Cannot use use_original_sql_pre_aggregations on Postgres
Describe the bug
We would like to reuse an original_sql pre-aggregation stored in Postgres in a rollup pre-aggregation. Setting use_original_sql_pre_aggregations: true fails with the following error message during scheduled refresh:
"... FROM pre_agg_tenant_123.base_positions_main AS "main__base_positions"..." {"message":"Refresh Scheduler Error","error":"Error: relation "pre_agg_tenant_123.base_positions_main" does not exist",
When I introspect the database, I can see that Cube appends certain hashes to the original_sql table name. Those hashes are missing in the sql query to the database, which causes it to fail.
Expected behavior It should be possible to reuse the original_sql pre-aggregation stored in Postgres, as stated in the docs. We have a heavy sql query in the original data model.
Minimally reproducible Cube Schema
cubes:
- name: base_positions
public: false
sql: SELECT "id_1" AS position_id, "test" AS position_name
measures:
- name: position_count
type: count
dimensions:
- name: position_id
sql: position_id
type: string
primary_key: true
- name: position_name
sql: position_name
type: string
- name: position_date
sql: "date"
type: time
pre_aggregations:
- name: main
type: original_sql
external: false
- name: positions_per_month
measures:
- CUBE.position_count
time_dimension: CUBE.position_date
granularity: month
use_original_sql_pre_aggregations: true
Version: 0.34.19
If you are interested in working on this issue, please leave a comment below and we will be happy to assign the issue to you. If this is the first time you are contributing a Pull Request to Cube.js, please check our contribution guidelines. You can also post any questions while contributing in the #contributors channel in the Cube.js Slack.
This also affects me. I have a number of expensive underlying queries that it would be great to accelerate with originalsql preaggs. It would be particularly great if the tables could be aliased with a view with a consistent name, as then they could also be queried outside of cube.

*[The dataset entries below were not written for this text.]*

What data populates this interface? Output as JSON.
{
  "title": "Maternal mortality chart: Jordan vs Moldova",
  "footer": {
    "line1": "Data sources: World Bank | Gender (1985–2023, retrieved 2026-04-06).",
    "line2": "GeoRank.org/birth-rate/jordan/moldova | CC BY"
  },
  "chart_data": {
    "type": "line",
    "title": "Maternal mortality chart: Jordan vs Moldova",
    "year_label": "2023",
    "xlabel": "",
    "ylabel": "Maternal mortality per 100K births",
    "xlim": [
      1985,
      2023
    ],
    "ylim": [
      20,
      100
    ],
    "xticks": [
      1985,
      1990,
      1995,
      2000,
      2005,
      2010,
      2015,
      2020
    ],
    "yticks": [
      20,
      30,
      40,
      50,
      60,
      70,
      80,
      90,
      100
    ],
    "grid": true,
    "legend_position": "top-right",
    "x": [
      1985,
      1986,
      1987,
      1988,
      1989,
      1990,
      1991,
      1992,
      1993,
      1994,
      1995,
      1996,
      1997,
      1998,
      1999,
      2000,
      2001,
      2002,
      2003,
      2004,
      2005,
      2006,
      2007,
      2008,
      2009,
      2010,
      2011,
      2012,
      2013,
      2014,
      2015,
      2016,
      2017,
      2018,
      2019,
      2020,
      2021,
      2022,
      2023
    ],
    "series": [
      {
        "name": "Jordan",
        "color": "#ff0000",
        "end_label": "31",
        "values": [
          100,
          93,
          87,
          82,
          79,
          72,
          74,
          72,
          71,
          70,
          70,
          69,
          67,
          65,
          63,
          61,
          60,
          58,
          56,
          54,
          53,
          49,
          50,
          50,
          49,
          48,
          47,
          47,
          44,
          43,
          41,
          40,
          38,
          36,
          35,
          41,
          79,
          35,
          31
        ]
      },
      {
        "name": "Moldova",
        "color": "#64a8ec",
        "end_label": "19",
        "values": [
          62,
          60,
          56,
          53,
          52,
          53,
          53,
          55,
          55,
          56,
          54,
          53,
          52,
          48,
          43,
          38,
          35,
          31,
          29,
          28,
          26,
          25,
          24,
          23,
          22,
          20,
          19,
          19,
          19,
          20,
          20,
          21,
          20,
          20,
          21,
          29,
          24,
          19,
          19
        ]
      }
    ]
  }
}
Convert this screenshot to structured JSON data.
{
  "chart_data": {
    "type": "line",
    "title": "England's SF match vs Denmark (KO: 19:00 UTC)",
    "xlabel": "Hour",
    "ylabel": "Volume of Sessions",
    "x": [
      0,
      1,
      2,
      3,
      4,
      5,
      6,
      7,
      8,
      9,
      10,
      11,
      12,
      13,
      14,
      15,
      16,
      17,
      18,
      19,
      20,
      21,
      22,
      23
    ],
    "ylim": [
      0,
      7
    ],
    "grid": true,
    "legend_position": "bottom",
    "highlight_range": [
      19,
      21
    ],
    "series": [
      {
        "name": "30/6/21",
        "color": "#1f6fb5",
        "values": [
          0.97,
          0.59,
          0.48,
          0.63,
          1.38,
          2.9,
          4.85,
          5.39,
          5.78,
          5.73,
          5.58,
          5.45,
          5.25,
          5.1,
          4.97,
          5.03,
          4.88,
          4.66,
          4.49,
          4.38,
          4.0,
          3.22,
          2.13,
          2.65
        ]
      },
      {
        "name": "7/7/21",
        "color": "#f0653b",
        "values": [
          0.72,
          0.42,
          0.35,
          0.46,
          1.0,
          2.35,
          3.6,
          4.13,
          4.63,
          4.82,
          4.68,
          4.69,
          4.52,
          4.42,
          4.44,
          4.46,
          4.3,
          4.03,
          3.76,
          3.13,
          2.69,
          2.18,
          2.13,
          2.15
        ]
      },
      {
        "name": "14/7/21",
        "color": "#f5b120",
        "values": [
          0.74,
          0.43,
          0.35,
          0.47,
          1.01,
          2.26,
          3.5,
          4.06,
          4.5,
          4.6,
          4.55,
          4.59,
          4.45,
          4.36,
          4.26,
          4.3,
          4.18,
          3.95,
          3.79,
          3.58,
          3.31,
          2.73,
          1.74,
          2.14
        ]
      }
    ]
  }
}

I was able to reproduce this with Cube v0.36.2 (latest), same behavior as reported:
I have an extended write-up on my work around for this here: https://gist.github.com/marcintustin/08dab56a073696977b9b1ca6654ce9db
Here's the main text, which refers to code in the gist:
Specifically the observed behaviour of cube before this hack is deployed is that cube creates internal preaggregation tables with names like bb_orig_remvxdcr_f4wglftw_1jgg62u but appears not to create the corresponding undecorated names like bb_orig. Cube wants to read from bb_orig when using that preaggregation (whether to build a rollup preaggregation or to answer a query).
This hack creates views with names like bb_orig. When that happens cube happily reads from the views and originalsql preaggregations start to mostly work. Unfortunately, once the views are in place it becomes apparent that cube wants to drop them but can't (because it's issuing a drop table) and logs an error. Everything else appears to work, though. I haven't attempted to untangle whether cube is creating the tables named like bb_orig and immediately dropping them, or just not doing it.
In order to determine which of the multiple tables with the same stem should be used to make the view (e.g. which of the tables starting bb_orig), this requires that the originalsql preagg have a column aggupdatedts. If this were folded into cube, presumably it could keep track of which was the latest table instead of requiring the user to explicitly create the column.
One feature that would have made the cube nicer to write would be a way to specify the originalsql table in the refreshKey.sql; or a feature to have the default refresh for a preagg that uses original sql to be based on the update of the originalsql table completing.
The rest of this gist consists of a python file, its accompanying requirements.txt, and an example cube file.
We are facing same issue with Athena as well.